第5話 ひねもすのたりのたり①
食事の後、静かな教室の書写机に座る。沁みついた墨の匂い。
ずっとここで育ってきた。
閑静な高級住宅街の中にある、場違いなほど昭和なこの家。
書道家であった祖父が、そこそこ名の通っていた時期に建てた物らしい。祖母もそれなりの書道家ではあるが、芸術としての書道は、食べていけるほどの需要が今は無い。
正座して、墨をする。
高級住宅地にあるので、比較的余裕のある家の子どもが書道教室へ来てくれる。亡くなった祖父は美術年鑑に乗るような人だから、そういうのもあって通わせてくれるご家庭があるのだ。

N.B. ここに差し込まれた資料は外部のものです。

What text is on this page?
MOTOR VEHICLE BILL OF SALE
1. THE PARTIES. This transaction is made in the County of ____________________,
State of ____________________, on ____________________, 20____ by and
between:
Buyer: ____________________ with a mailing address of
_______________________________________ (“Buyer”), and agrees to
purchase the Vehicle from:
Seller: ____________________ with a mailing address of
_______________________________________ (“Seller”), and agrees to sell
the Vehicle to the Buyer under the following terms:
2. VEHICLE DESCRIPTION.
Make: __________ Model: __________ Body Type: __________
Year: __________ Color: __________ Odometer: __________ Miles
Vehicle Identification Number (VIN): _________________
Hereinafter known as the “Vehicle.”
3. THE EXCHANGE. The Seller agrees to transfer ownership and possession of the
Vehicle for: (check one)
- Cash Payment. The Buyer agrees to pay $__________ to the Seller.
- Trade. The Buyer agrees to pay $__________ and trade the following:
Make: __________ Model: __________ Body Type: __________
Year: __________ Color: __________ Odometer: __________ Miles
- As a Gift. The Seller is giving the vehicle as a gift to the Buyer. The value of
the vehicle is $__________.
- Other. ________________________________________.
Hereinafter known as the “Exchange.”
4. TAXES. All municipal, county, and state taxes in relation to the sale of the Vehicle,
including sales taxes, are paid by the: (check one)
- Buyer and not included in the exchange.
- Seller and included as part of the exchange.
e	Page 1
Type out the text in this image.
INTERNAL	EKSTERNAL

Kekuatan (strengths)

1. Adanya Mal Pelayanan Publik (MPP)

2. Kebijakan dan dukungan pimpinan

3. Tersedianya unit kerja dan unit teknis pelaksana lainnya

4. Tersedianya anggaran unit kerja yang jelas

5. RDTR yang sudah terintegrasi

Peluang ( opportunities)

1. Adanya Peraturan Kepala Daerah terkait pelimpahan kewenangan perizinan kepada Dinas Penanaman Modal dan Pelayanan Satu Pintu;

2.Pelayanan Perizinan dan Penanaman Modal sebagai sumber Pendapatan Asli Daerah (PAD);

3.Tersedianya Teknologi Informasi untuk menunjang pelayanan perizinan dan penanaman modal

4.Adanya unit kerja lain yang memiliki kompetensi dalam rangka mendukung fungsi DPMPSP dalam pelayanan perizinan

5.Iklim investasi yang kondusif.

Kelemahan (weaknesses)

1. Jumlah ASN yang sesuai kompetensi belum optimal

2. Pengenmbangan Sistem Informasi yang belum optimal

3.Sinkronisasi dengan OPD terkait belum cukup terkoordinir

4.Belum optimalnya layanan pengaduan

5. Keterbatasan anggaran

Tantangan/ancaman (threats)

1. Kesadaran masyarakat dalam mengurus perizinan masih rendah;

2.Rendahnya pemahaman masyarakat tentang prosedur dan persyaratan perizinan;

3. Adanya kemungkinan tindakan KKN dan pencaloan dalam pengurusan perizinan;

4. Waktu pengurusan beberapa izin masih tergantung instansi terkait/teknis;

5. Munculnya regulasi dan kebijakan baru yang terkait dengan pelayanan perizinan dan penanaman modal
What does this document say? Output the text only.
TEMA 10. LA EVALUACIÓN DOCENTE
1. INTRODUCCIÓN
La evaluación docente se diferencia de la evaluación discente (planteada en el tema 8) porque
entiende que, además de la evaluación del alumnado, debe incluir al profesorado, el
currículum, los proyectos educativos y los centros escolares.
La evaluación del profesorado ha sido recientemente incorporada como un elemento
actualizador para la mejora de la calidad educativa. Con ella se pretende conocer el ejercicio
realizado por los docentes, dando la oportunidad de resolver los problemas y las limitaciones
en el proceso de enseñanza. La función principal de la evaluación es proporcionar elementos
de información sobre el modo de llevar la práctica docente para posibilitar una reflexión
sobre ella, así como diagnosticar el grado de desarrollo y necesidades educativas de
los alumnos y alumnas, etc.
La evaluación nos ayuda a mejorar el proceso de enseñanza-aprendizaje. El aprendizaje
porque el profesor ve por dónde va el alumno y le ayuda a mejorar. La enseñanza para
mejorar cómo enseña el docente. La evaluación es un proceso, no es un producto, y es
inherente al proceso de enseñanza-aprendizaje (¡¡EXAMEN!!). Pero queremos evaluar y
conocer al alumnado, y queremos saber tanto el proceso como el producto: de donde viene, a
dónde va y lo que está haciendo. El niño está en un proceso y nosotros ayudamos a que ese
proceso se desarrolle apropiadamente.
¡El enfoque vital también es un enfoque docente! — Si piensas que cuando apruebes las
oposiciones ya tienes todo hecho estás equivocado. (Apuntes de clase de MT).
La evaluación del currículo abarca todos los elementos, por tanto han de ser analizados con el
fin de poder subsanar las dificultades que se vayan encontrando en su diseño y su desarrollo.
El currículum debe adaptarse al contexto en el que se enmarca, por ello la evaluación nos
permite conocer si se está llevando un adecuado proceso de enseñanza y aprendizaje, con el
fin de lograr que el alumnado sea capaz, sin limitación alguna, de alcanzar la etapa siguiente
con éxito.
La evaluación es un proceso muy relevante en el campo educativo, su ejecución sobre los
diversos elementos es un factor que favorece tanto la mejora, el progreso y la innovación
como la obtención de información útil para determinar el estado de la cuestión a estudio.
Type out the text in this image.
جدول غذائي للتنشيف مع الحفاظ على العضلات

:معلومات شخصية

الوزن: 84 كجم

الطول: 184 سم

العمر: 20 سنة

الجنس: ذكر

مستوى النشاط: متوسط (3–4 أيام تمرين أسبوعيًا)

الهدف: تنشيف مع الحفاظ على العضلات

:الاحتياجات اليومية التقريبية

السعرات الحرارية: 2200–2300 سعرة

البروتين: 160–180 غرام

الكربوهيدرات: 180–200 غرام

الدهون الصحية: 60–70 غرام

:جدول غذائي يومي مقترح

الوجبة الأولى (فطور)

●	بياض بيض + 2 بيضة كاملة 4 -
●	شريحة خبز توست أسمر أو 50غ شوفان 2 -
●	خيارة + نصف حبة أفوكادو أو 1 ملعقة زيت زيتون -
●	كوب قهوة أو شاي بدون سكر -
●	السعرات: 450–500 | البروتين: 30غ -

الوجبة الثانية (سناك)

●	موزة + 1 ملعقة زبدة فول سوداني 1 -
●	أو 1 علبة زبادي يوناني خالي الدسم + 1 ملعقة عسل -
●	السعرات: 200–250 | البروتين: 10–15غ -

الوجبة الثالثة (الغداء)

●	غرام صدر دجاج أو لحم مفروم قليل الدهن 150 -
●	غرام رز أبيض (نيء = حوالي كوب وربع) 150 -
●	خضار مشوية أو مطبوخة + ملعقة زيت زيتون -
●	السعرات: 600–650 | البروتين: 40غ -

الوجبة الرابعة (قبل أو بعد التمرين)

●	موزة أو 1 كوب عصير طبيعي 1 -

そういえば、譲くんちもお父さんは、駅前に病院を開業している。
チカも小学校卒業までは、ここに通っていたんだった。チカのご両親も、お父さんは、今は引退して元野球選手の解説者だし、お母さんは料理研究家だ。
――チカ
部活帰りに見た光景が脳裏をよぎる。
改札の向こうに、笑い合うチカと佐奈ちゃんの姿が見えた。2人で荷物を抱えて、自分とは反対方向の路線に向かう。家に帰るならチカは自分と同じ電車に乗るはずなのに。
なぜか、2人に見つからないように距離を取った。
やっぱり、噂通り付き合ってるんだ。
突きつけられる事実に、がっかりする。始まってもいないのに振られた気分。
墨をする静かな音が教室に響く。
わかってたけど、ショックなものはショックだ。手が止まり、はぁ、とため息が出る。そして、また手を動かす。
でも、こうして墨の匂いに包まれていると、次第に気持ちが収まってくる。
高校に受かった時は、ワンチャンそういう妄想もしたけど、正直、無理なのはわかってたから。
早めにケリがついてむしろ私の高校生活は、これから豊かになるはずだ。書に邁進し、なんかの賞をもらって推薦で大学に行く。できれば奨学金がもらえるレベルが望ましい。
破れた恋にどんよりとしながらも、前向きな言葉を自分にかけることはできる。
はー、恋って、難しい。
公募に出品する作品の題材を、教室にある作品集の中から探す。大きな作品集をペラペラとめくっていると、ある1つが目に留まった。
「恋すてふ 我が名はまだき 立ちにけり 人知れずこそ 思ひそめしか」
――壬生忠見の和歌 百人一首でも有名な歌だ
(恋をしているという噂が、もう立ってしまった。誰にも知られず、ひそかに想い始めたばかりなのに)
現代語訳に胸がピリピリと痛む。噂が立っているのは、本命の別の人だが……
ひとりでひっそり想っていただけの恋というのが刺さった。
これ、書いてみようかな。和歌だって立派な作品になる。
静かに筆を取る。
四つ切半紙に、ゆっくりと構え、最初の一文字目を筆で走らせた。
んー
書いてみて気づいたが、「恋」と書くのは、案外照れくさい。無駄にくしゃくしゃにして机にポンと置いた。
今度は細い筆で、全文を縦にバランスを取りながら書いてみた。
悪くないかもしれない。良い題材に出会うのは運命だというから、これはこれでありだ。
何枚か、書いてみて、いいバランスになったものを一枚新聞紙に挟むと、明日、先生に相談してみようという気になった。